I also made sure to send a complaint to the National Human Rights Commission of Korea with an image of the offending advert, which was dutifully received and is currently being processed.
I was aware of the possibility that my words to the hagwon would simply fall on deaf ears, and that I would get some half-assed apology and a promise to change or remove the advertisement, but as the saying goes “if you don’t try, you’ll never know”.
The person did as expected, apologizing and promising to remove the advertisement. I ended our conversation by advising the offending individual that changing or removing the discriminatory advertisement simply wouldn’t be enough.
The toxic and destructive mindset would also need to change.

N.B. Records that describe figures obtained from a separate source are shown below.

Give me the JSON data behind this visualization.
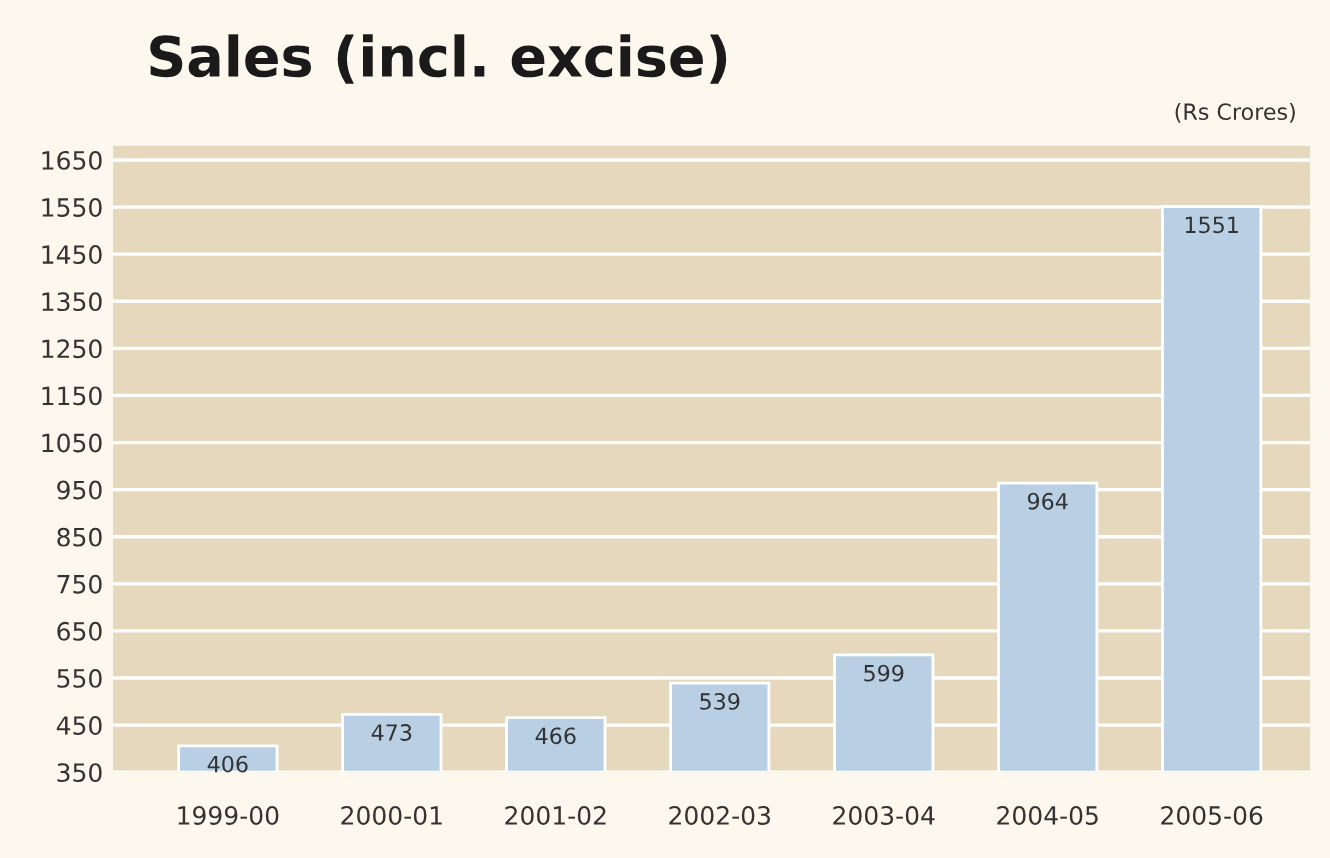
{
  "chart_data": {
    "type": "bar",
    "title": "Sales (incl. excise)",
    "annotations": [
      "(Rs Crores)"
    ],
    "categories": [
      "1999-00",
      "2000-01",
      "2001-02",
      "2002-03",
      "2003-04",
      "2004-05",
      "2005-06"
    ],
    "values": [
      406,
      473,
      466,
      539,
      599,
      964,
      1551
    ],
    "color": "#b8cfe4",
    "ylim": [
      350,
      1680
    ],
    "yticks": [
      350,
      450,
      550,
      650,
      750,
      850,
      950,
      1050,
      1150,
      1250,
      1350,
      1450,
      1550,
      1650
    ],
    "grid": "y",
    "data_labels": true
  }
}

It is not only the image of herself and the hagwon she is harming, but potentially the image of millions of Koreans worldwide, which is quite ironic in itself.
Unsurprisingly, two weeks after receiving the apology and a flurry of promises, the offending advertisement is STILL up on Craigslist and has been updated at least twice, with the “Only white person” requirement still intact.
I wonder what the excuse will be this time.”
The Korea Observer phoned the person who listed the Craigslist advert for white teachers Thursday. She said she thought she’d removed it already and promised to take it down – again.
Originally, she said that the presumption was the children would be scared of black people.
There is a rich irony in all of this as outlined by another member of the BSSK group, who gave permission to be quoted.
“The reason for the students being afraid of Black teachers is absurd given that Korea’s Hallyu wave, in particular K-Pop music, is based on appropriating Black American culture. In other words, how can they be afraid of Black people, yet ‘Swagger Jack’ our culture?”
This point is often overlooked in Korean circles.
More to the point, there is younger generation of Korean children eager to learn English and hear about the world. They will be the first generation of Koreans that have the capability to transform Korea into a truly accepting, multicultural society.
Whether the youth choose to hammer those nails that stick out or positively accept other cultures is dependent upon their experiences with minority cultures. A lack of experience can only be met with a perpetuation of racist stereotypes.
I implore older Koreans’ to embrace those that are different and stop trying to force perfect conformity to antiquated notions of a purebred monoculture.
After all, multiculturalism is the future of Korea and the multinational world. Being culturally aware doesn’t signify the end of Korean culture.
It is time to give the youth the exposure to people of all races. There have been enough excuses.